Another Thought – Juneteenth

This is a bit of a lazylinking driveby post.  You’re going to see a lot of legitimate grousing from black people today about Juneteenth becoming a federal holiday and commercialized, how token gestures are useless.  But there were African Americans that pushed to make this happen – check out the article on NPR – and let’s not sour their celebration too much, here at least.  I doubt any of them are reading this, but I hope they’re having a very nice holiday today.

ETA: And another thought!  I hadn’t read the article PZ linked to on the FtB Juneteenth hub post until just now.  Having read that, doesn’t the very fact we’re doing this seem like a violation of the fourth of their (yes, a bit jokey) Juneteenth Commandments?  Well, I started doing this, might as well ride this embarrassing rocket all the way down.

Opening Thoughts – Juneteenth

Non-African-American-having FtB is throwing a Juneteenth celebration of sorts, as befits the year it became a federal holiday in a still quite white supremacist nation.  We’re tryin’, baby.  As people who care about human rights, dignity, and freedom, we have something to celebrate in the emancipation.  Thanks to the people who made that happen, by force of law, force of arms, and force of persuasion, we don’t have to live in a country where our fellow human beings are overtly enslaved.

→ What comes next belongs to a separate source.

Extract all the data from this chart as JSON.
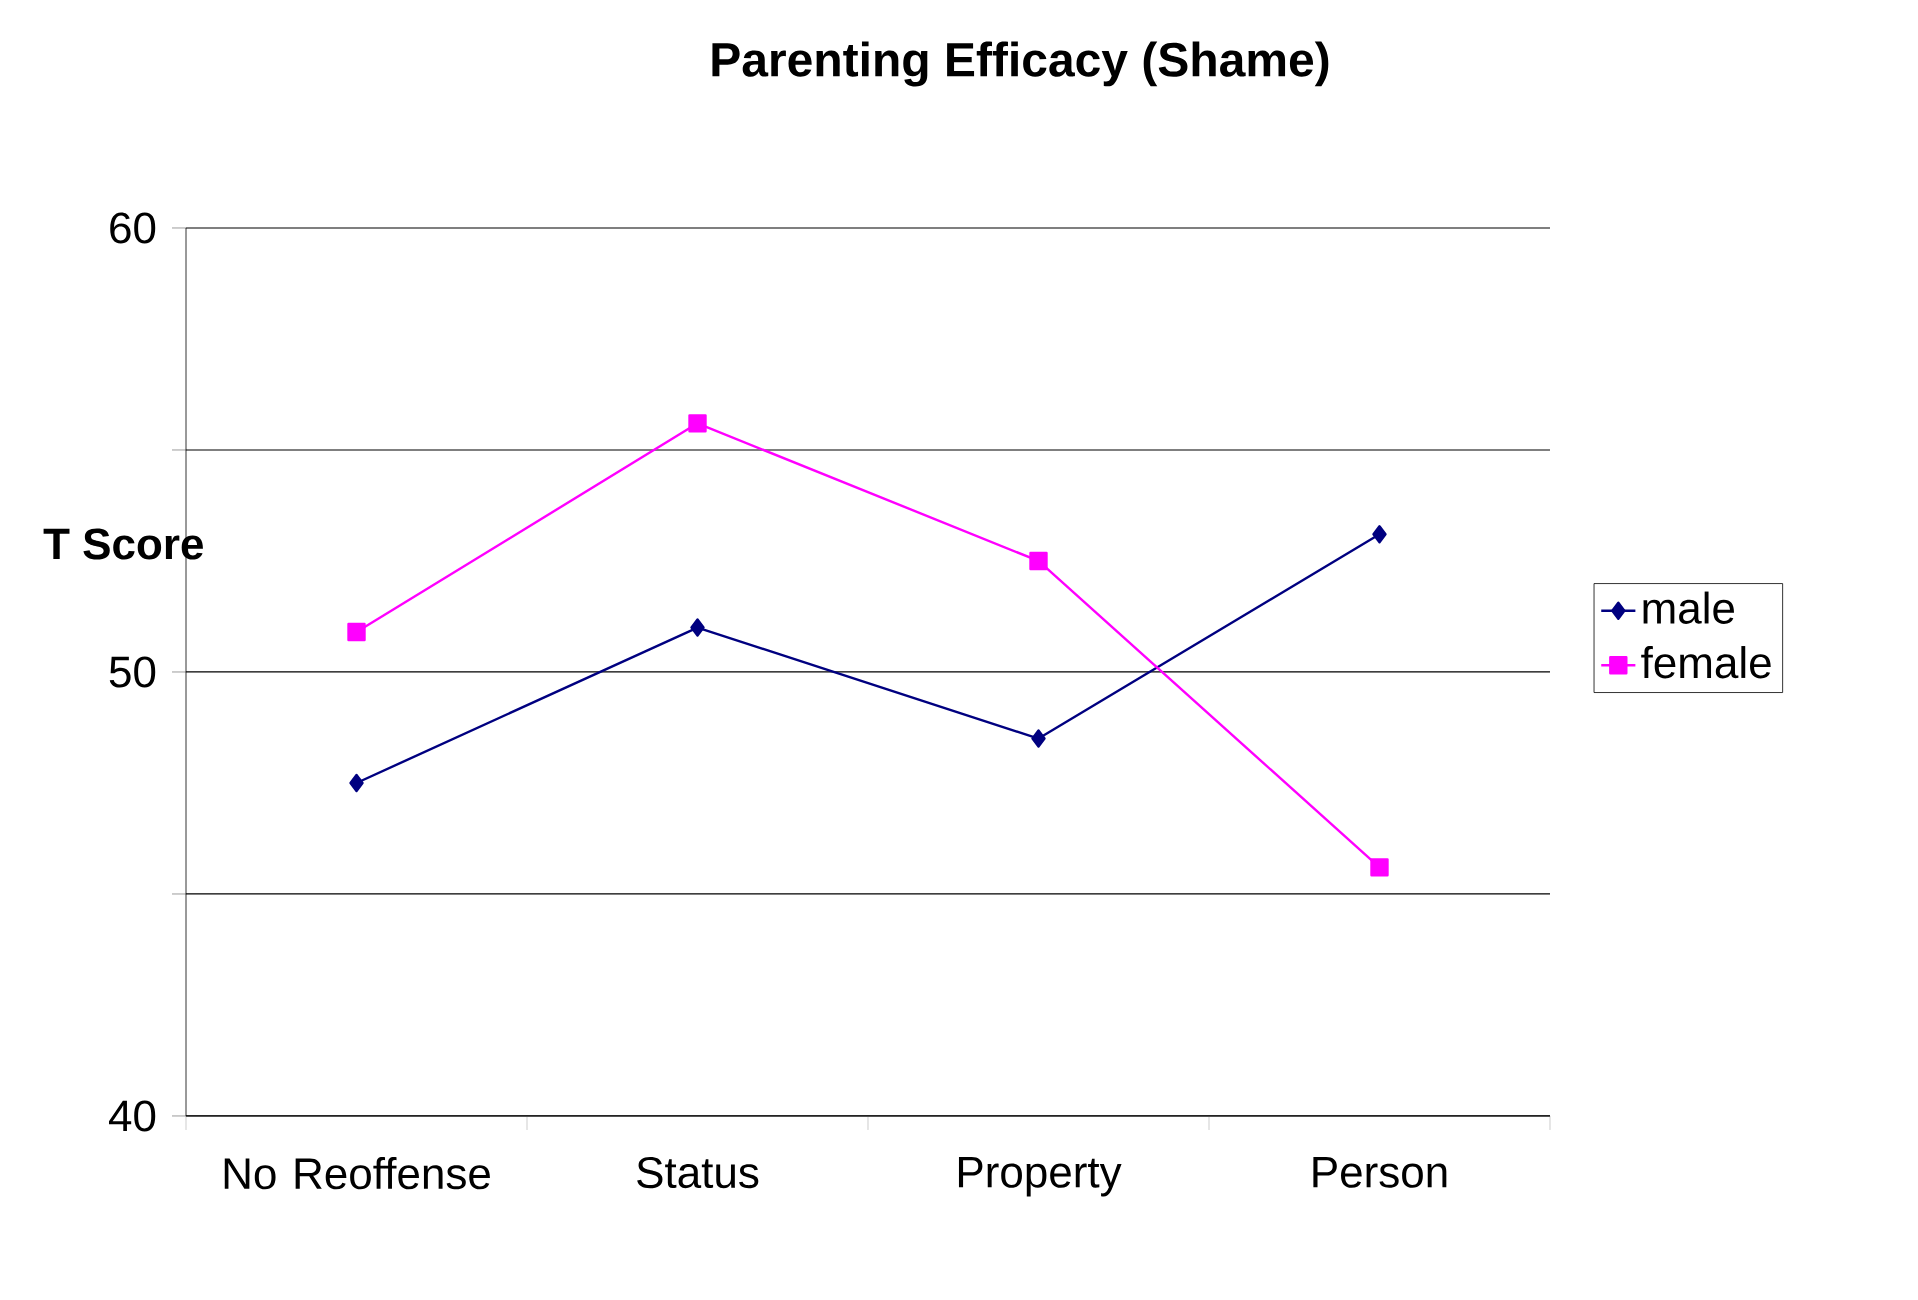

Unfortunately, there was a loophole in that amendment, allowing the slavery of prison labor.  And worse, even if we closed that loophole, systems have evolved over time to take advantage of a desperate illegal immigrant workforce in slave conditions.  Some “illegal” workers are laboring in the open with a crude bare minimum of protection and pay, but many people who come to this country don’t have that much, and become literal slaves – shackled by the threat of state violence, deportation, etc.  It’s like the hellish bait-and-switch they use in Dubai, working immigrant muslims to death to build their gilded towers, except here it’s people from all over the world doing agricultural work, or house work, or – in the only type fuckers are ostensibly bothered by – sex work.

So while slavery persists on American soil, let Juneteenth be a rallying day for those who would fight it.  Later today I will post about the more celebratory side of things, but for this morning, some bitter coffee for the people.

And one more thought.  Not to undercut my comrades here, but I feel like this isn’t my day to celebrate?  Solemn remembrance, reflection, putting in work for the cause, OK.  But the barbecue?  The jocularity?  That belongs black folks, as it has, as it continues to be regardless of its now official seal.  This isn’t strictly a feeling about appropriation or some other SJW rhetoric.

Think of it this way – emancipation wasn’t the gift of a good thing, it was the removal of (one) bad thing.  Let’s say you spent your whole life under a rock that somebody else put there.  Eventually the guy who put the rock there comes along and helps you roll it aside.  He doesn’t help you stand up – you have to do that for yourself.  Once you are standing there, still crippled from a life on the ground, you might feel like celebrating.  But do you really feel like extending that celebration to the smug guy congratulating himself for eventually changing his mind about the rock?

There are thousands of African Americans with my last name.  I don’t have to look up a genealogy to know that means some of my ancestors were human filth that had to be murdered or forced at gunpoint to practice the most basic of human decency.  It means all those people are surely my brothers and sisters by a father who was one of the very worst types of rapist.

I’m not at all interested in the stories of white people like myself who can make this claim, whether it’s backed up by historical record or not.  Please don’t talk about your slaver ancestors in my comment section.  There’s probably another blog on this network more amenable to that, and that’s fine.  I only bring this up to say that my people did some dirt and profited from it, and I still profit from it every day, whether it’s apparent or not.  As long as that’s the case, I will let other people do the cake and cookies on June 19ths.